昨日、5月1日は、夏のような陽気と思ったら、今日2日は一気に気温が10度ほど下がり、体の方がついて行けない。明日からのGWの5連休で、体調を整えたい。

昨日、『働くひとのためのキャリア・デザイン』(金井壽広著、PHP新書)という本を読み終わった。

働くひとのためのキャリア・デザイン (PHP新書)
働くひとのためのキャリア・デザイン (PHP新書)

最近の新刊というわけでもなく、2002年1月の発行で、もう4年以上経っている。
今週、仕事帰りに、書店に立ち寄った時、別の本を選んだ後、見るとはなしの新書のコーナーをふらふらしていたら、表紙を表に平積みしてあったタイトルが目に入り手にとった。

いつも思うが、本との巡り会いは不思議なもので、発行されてから、多分何度かタイトルくらいどこかの書店で見かけたと思うし、行きつけの書店の新書のコーナーも、何回も見ているのに、今週、初めて、そのタイトルを意識したのだ。
人生や仕事について、この1年くらい、自分がずっと考えてきたことが、すでに学問としてそれなりに研究されていたことを知った。

自分なりの解釈で、この本の内容をまとめれば、人生や仕事には、何年かに一度『節目』があること。特に、その中でも、キャリアという点では学生から社会人となる『就職』の時期と40代の『ミドル』の時期が、大きな節目であること。節目の時期には、一つ時期の『終焉』と一つの時期の『開始』があるが、その間に『中立圏』と呼ばれる混乱・苦悩の時期があり、その『中立圏』での終焉から開始へのつなぎがうまくいかないと、開始された次の時期が安定しないこと。

例えば、『就職』は、学生時代の終焉であり、社会人の開始であるが、その間の中立圏で、自分は何がしたいのか、どんな仕事が向いているのか、よく考えるということだ。

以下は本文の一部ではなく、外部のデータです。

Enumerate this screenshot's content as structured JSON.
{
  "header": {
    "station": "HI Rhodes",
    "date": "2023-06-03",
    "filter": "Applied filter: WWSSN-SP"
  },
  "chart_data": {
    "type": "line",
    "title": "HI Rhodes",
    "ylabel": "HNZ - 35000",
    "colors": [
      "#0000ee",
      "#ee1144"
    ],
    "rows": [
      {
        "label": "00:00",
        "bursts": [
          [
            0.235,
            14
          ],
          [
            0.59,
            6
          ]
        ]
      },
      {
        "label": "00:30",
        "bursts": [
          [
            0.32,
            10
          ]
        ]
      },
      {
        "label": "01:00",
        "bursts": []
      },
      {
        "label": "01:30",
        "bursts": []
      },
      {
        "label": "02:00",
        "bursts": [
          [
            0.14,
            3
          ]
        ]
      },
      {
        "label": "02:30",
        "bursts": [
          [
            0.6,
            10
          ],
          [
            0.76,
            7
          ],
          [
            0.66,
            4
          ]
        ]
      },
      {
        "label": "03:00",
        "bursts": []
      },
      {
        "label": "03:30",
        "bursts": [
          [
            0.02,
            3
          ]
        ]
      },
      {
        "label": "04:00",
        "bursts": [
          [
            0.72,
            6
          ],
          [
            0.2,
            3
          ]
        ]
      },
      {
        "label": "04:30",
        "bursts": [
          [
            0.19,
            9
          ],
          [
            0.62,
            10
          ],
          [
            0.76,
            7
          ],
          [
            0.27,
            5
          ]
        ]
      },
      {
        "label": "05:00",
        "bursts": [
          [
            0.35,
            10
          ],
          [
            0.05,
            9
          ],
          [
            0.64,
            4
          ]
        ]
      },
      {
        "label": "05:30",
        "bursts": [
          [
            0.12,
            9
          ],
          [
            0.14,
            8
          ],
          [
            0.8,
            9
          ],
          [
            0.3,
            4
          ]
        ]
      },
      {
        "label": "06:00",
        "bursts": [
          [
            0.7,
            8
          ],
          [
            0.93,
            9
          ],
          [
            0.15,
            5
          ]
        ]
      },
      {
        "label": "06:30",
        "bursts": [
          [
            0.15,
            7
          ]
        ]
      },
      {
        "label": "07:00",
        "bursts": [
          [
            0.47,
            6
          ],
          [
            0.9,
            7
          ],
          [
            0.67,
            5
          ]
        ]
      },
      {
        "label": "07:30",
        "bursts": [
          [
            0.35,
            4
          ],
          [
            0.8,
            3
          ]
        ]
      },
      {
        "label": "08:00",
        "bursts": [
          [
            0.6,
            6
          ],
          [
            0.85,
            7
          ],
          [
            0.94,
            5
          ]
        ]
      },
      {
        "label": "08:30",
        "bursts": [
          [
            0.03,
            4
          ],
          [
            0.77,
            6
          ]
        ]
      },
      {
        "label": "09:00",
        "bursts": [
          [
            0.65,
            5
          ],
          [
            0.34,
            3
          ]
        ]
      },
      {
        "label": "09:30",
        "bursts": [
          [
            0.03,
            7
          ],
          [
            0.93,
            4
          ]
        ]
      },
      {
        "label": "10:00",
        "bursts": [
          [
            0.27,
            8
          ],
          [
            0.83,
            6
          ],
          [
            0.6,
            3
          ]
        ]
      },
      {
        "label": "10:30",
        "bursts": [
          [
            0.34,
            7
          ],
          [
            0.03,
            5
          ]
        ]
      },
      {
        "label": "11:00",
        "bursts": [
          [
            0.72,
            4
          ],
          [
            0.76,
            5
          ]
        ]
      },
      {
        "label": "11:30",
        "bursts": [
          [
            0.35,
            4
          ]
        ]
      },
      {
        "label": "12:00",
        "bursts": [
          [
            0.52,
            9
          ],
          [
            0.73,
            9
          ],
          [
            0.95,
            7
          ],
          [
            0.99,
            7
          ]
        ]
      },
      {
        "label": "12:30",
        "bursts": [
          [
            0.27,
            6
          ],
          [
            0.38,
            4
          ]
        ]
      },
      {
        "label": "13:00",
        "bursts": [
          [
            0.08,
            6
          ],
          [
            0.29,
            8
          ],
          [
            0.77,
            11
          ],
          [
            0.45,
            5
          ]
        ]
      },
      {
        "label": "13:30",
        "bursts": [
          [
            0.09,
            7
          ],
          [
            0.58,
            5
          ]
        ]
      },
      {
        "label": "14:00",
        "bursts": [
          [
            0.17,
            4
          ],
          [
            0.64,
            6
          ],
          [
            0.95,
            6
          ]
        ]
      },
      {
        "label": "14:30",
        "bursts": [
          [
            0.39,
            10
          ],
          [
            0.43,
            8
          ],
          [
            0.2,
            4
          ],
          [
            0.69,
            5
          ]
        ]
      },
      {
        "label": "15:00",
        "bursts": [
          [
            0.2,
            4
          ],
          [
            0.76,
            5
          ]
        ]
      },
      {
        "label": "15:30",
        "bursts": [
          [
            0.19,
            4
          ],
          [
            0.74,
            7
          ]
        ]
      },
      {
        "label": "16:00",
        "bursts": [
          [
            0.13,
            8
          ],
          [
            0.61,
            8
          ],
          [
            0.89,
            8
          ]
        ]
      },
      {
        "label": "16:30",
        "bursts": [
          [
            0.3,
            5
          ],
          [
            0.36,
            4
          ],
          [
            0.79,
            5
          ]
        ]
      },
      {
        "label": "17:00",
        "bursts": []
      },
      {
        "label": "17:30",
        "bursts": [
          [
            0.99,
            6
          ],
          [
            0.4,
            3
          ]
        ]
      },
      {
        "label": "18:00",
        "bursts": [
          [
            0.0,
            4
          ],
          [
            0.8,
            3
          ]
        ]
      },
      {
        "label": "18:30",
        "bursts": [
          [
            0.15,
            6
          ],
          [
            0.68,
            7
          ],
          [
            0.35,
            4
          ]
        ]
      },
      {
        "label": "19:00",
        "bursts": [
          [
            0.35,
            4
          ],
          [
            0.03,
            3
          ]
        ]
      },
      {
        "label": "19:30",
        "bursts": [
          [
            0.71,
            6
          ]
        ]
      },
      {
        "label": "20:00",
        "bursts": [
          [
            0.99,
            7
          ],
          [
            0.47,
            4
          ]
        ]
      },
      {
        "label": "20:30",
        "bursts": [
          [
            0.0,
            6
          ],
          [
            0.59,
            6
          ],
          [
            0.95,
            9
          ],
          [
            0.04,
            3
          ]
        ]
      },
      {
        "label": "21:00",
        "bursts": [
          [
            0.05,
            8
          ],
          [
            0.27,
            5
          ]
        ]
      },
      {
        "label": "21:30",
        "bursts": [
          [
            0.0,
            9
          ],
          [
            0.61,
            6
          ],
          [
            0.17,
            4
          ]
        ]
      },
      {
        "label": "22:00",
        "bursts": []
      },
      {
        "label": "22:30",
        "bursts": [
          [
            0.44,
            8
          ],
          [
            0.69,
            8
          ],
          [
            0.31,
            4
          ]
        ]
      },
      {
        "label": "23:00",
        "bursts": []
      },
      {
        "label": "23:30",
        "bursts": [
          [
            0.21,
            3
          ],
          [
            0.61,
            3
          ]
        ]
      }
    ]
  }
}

著者は、常時、自分が何がしたいのか、何が向いているのかを考えている必要はないが、『節目』の時期には、これまでの人生や仕事を振り返り、今後の人生や仕事の大まかな方向性や方針を立てて、次の時期に臨むべきだと言っている。そうしないと、ただ、流されるだけに終わってしまう。一方、節目で考えて、方向性が出されていれば、次の節目が来るまでは、むしろ、偶然や新たな出会いも、受け入れる余裕を持った方が、キャリアが豊かになるとも言っている。

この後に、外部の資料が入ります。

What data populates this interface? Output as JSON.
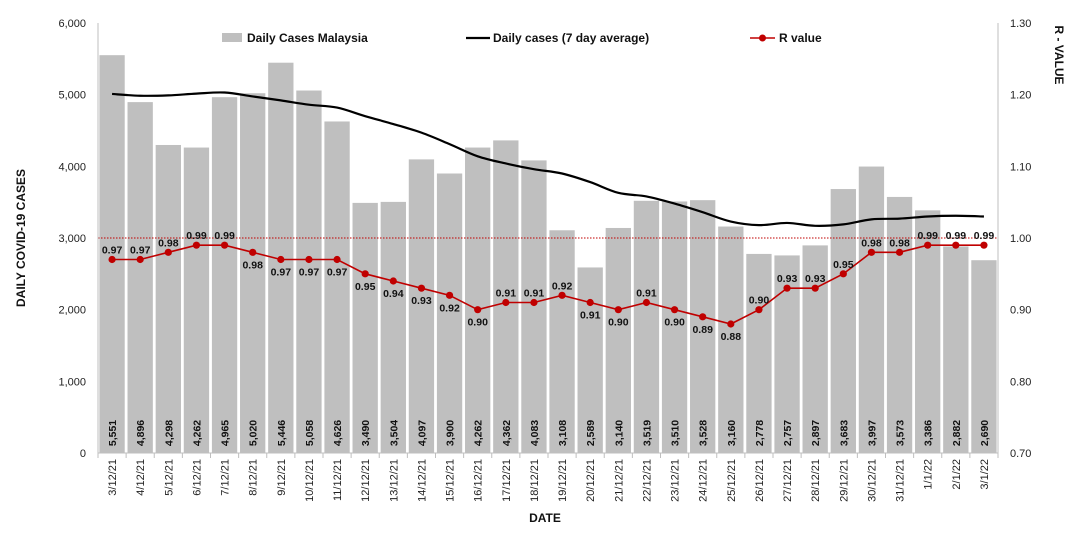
{
  "colors": {
    "bar": "#bfbfbf",
    "avg_line": "#000000",
    "r_line": "#c00000",
    "reference_line": "#c00000",
    "axis": "#bfbfbf"
  },
  "chart_data": {
    "type": "bar",
    "title": "",
    "xlabel": "DATE",
    "ylabel": "DAILY COVID-19 CASES",
    "y2label": "R - VALUE",
    "ylim": [
      0,
      6000
    ],
    "y_ticks": [
      "0",
      "1,000",
      "2,000",
      "3,000",
      "4,000",
      "5,000",
      "6,000"
    ],
    "y2lim": [
      0.7,
      1.3
    ],
    "y2_ticks": [
      "0.70",
      "0.80",
      "0.90",
      "1.00",
      "1.10",
      "1.20",
      "1.30"
    ],
    "reference_y2": 1.0,
    "grid": false,
    "legend_position": "top",
    "categories": [
      "3/12/21",
      "4/12/21",
      "5/12/21",
      "6/12/21",
      "7/12/21",
      "8/12/21",
      "9/12/21",
      "10/12/21",
      "11/12/21",
      "12/12/21",
      "13/12/21",
      "14/12/21",
      "15/12/21",
      "16/12/21",
      "17/12/21",
      "18/12/21",
      "19/12/21",
      "20/12/21",
      "21/12/21",
      "22/12/21",
      "23/12/21",
      "24/12/21",
      "25/12/21",
      "26/12/21",
      "27/12/21",
      "28/12/21",
      "29/12/21",
      "30/12/21",
      "31/12/21",
      "1/1/22",
      "2/1/22",
      "3/1/22"
    ],
    "series": [
      {
        "name": "Daily Cases Malaysia",
        "type": "bar",
        "axis": "left",
        "values": [
          5551,
          4896,
          4298,
          4262,
          4965,
          5020,
          5446,
          5058,
          4626,
          3490,
          3504,
          4097,
          3900,
          4262,
          4362,
          4083,
          3108,
          2589,
          3140,
          3519,
          3510,
          3528,
          3160,
          2778,
          2757,
          2897,
          3683,
          3997,
          3573,
          3386,
          2882,
          2690
        ],
        "labels": [
          "5,551",
          "4,896",
          "4,298",
          "4,262",
          "4,965",
          "5,020",
          "5,446",
          "5,058",
          "4,626",
          "3,490",
          "3,504",
          "4,097",
          "3,900",
          "4,262",
          "4,362",
          "4,083",
          "3,108",
          "2,589",
          "3,140",
          "3,519",
          "3,510",
          "3,528",
          "3,160",
          "2,778",
          "2,757",
          "2,897",
          "3,683",
          "3,997",
          "3,573",
          "3,386",
          "2,882",
          "2,690"
        ]
      },
      {
        "name": "Daily cases (7 day average)",
        "type": "line",
        "axis": "left",
        "values": [
          5010,
          4985,
          4990,
          5015,
          5030,
          4975,
          4920,
          4860,
          4820,
          4700,
          4590,
          4470,
          4310,
          4140,
          4040,
          3960,
          3900,
          3780,
          3630,
          3580,
          3480,
          3360,
          3230,
          3180,
          3210,
          3170,
          3190,
          3260,
          3270,
          3300,
          3310,
          3300
        ]
      },
      {
        "name": "R value",
        "type": "line",
        "axis": "right",
        "values": [
          0.97,
          0.97,
          0.98,
          0.99,
          0.99,
          0.98,
          0.97,
          0.97,
          0.97,
          0.95,
          0.94,
          0.93,
          0.92,
          0.9,
          0.91,
          0.91,
          0.92,
          0.91,
          0.9,
          0.91,
          0.9,
          0.89,
          0.88,
          0.9,
          0.93,
          0.93,
          0.95,
          0.98,
          0.98,
          0.99,
          0.99,
          0.99
        ],
        "labels": [
          "0.97",
          "0.97",
          "0.98",
          "0.99",
          "0.99",
          "0.98",
          "0.97",
          "0.97",
          "0.97",
          "0.95",
          "0.94",
          "0.93",
          "0.92",
          "0.90",
          "0.91",
          "0.91",
          "0.92",
          "0.91",
          "0.90",
          "0.91",
          "0.90",
          "0.89",
          "0.88",
          "0.90",
          "0.93",
          "0.93",
          "0.95",
          "0.98",
          "0.98",
          "0.99",
          "0.99",
          "0.99"
        ],
        "label_side": [
          "up",
          "up",
          "up",
          "up",
          "up",
          "down",
          "down",
          "down",
          "down",
          "down",
          "down",
          "down",
          "down",
          "down",
          "up",
          "up",
          "up",
          "down",
          "down",
          "up",
          "down",
          "down",
          "down",
          "up",
          "up",
          "up",
          "up",
          "up",
          "up",
          "up",
          "up",
          "up"
        ]
      }
    ]
  }
}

ミドルの時期も、人生や仕事の上で、大きな転機・節目である。自分を振り返っても、40歳になって以降のこの5年間が、まさに中立圏の時期だったような気がする。個人としての節目に加え、長引く不況という時代の節目、時代の流れに翻弄された形での合併という職場の枠組みの変化という組織の節目という3つの節目が同時に重なり、時代の混乱、組織の混乱が個人の混乱に輪をかけていた。

最近、自分なりに将来に向けた目標もでき、ようやく、混乱状態からの脱出が見えてきた気がする。個人としての、そうした時期に、この本に巡り会ったことも、単なる偶然とは思えない。今後も、常に座右に置き、行き詰まった時、壁にぶちあった時、開いて読み返したい。